3000-year-old copper mask discovered

3000-year-old copper mask discovered

3000-year-old copper mask discovered

Scientists have discovered a 3,000-year-old rectangular copper mask in Argentina - one of the oldest human-made metal object from South America.

The mask, that dates back to about 1000 BC, was found at a site where adults and children were buried.

Holes mark the position of the mask's eyes, nose and mouth, with additional small, circular openings near the edges that could have been threaded to secure it to a face or an object.

Scientists from University of Buenos Aires in Argentina also found a source of copper ore within 70 kilometres of the location where the mask was uncovered, suggesting that it was produced locally.

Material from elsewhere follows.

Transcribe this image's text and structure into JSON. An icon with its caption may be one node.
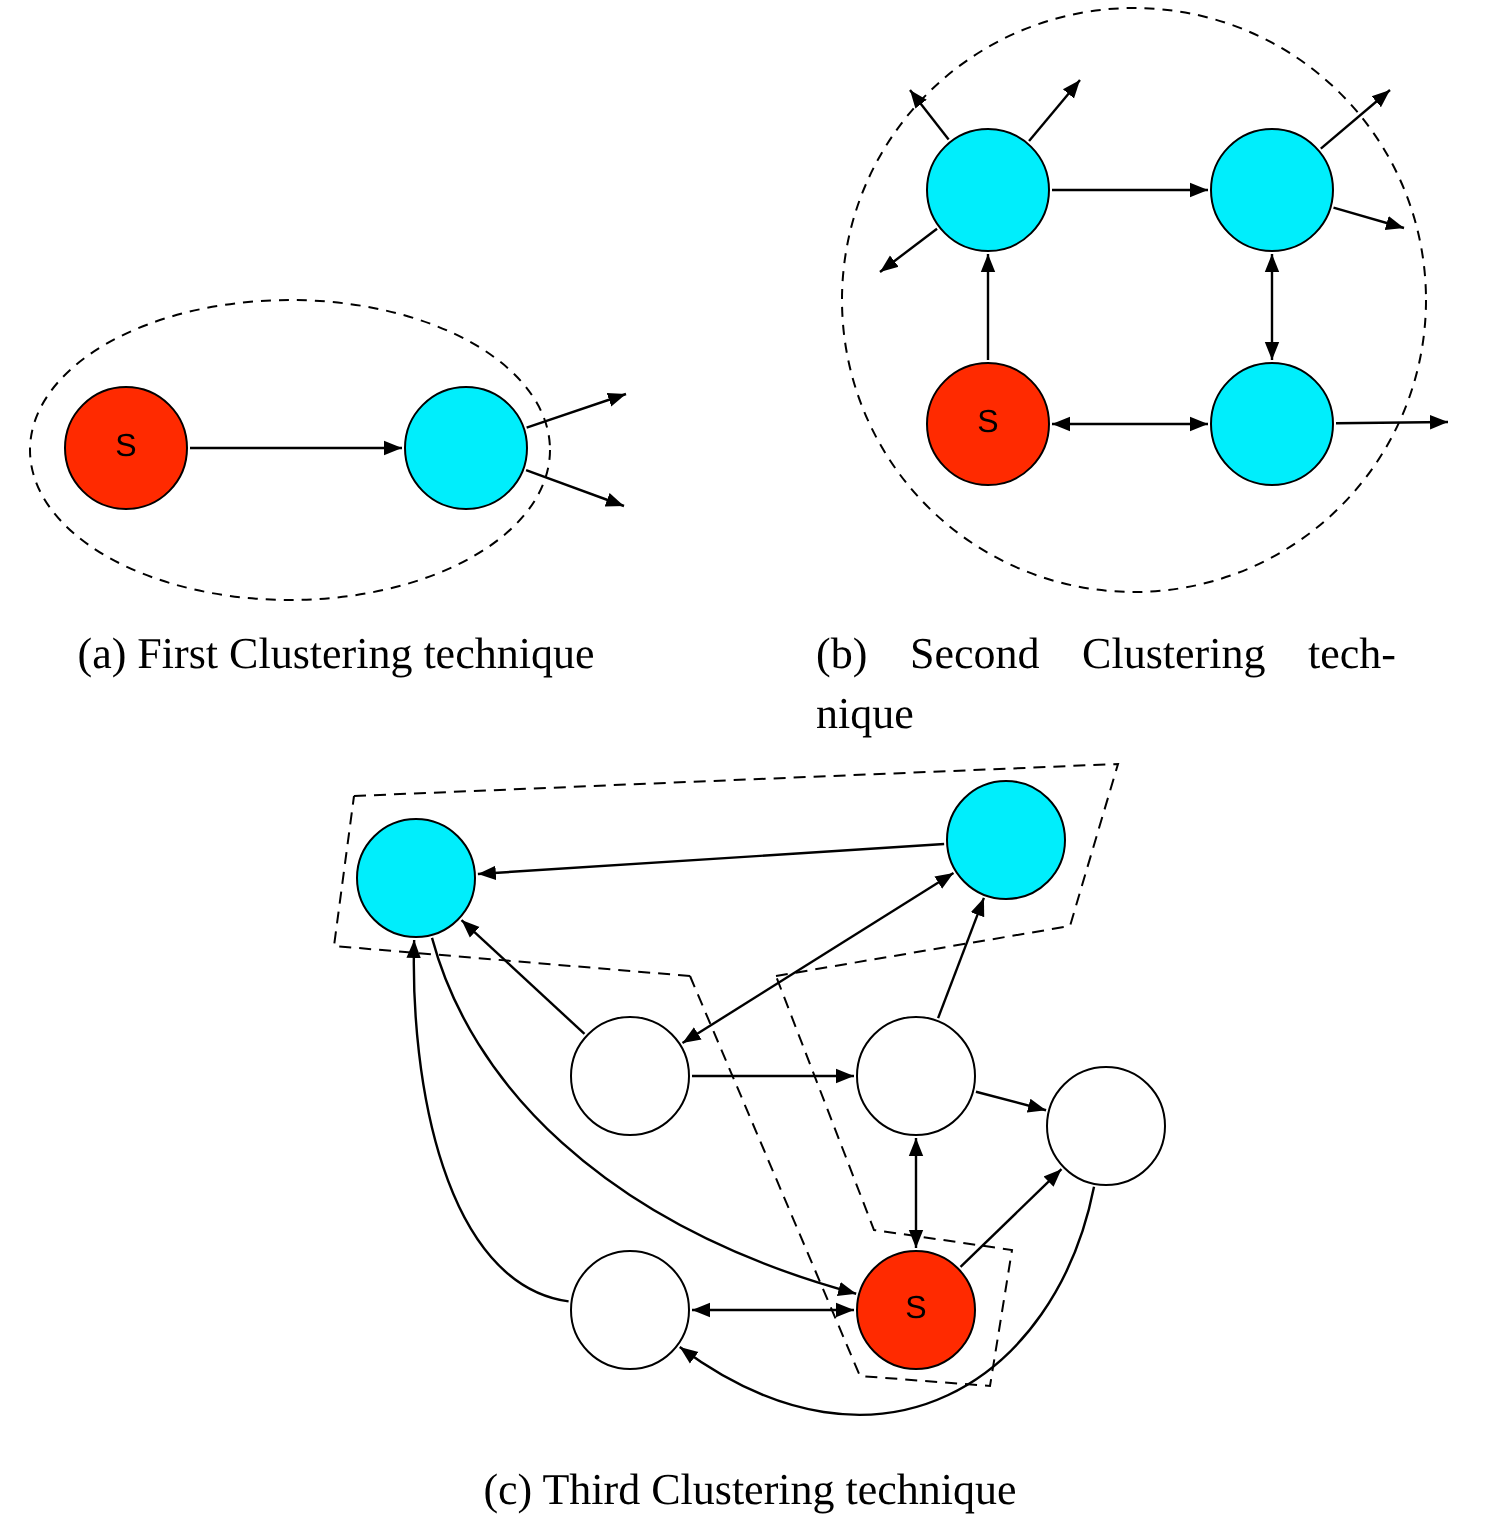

It is probable that metalworking emerged in Argentina at the same time that it was developing in Peru, the researchers wrote in the study published in the journal Antiquity.

The metal mask - along with a collection of human bones — was found in a tomb near a village in northwestern Argentina.

There were about 14 bodies in the burial area, with the bones all mixed together and the mask placed on top of one corner of the pile.

Another burial area nearby held a single occupant. The bones of a child about 8 to 12 years old, also dating to about 3,000 years ago, were buried with a stone bead and a copper pendant, 'Live Science' reported.

The mask measures about 18 centimetres long and nearly 15 cm wide. To create the mask, someone would have hammered the metal flat while it was cold and then reheated it, researchers said.

The age of these metal objects - particularly the mask, crafted to deliberately resemble a human face - strongly suggests that people in the Argentinian regions of the Andes were shaping copper into artifacts earlier than previously thought, they said.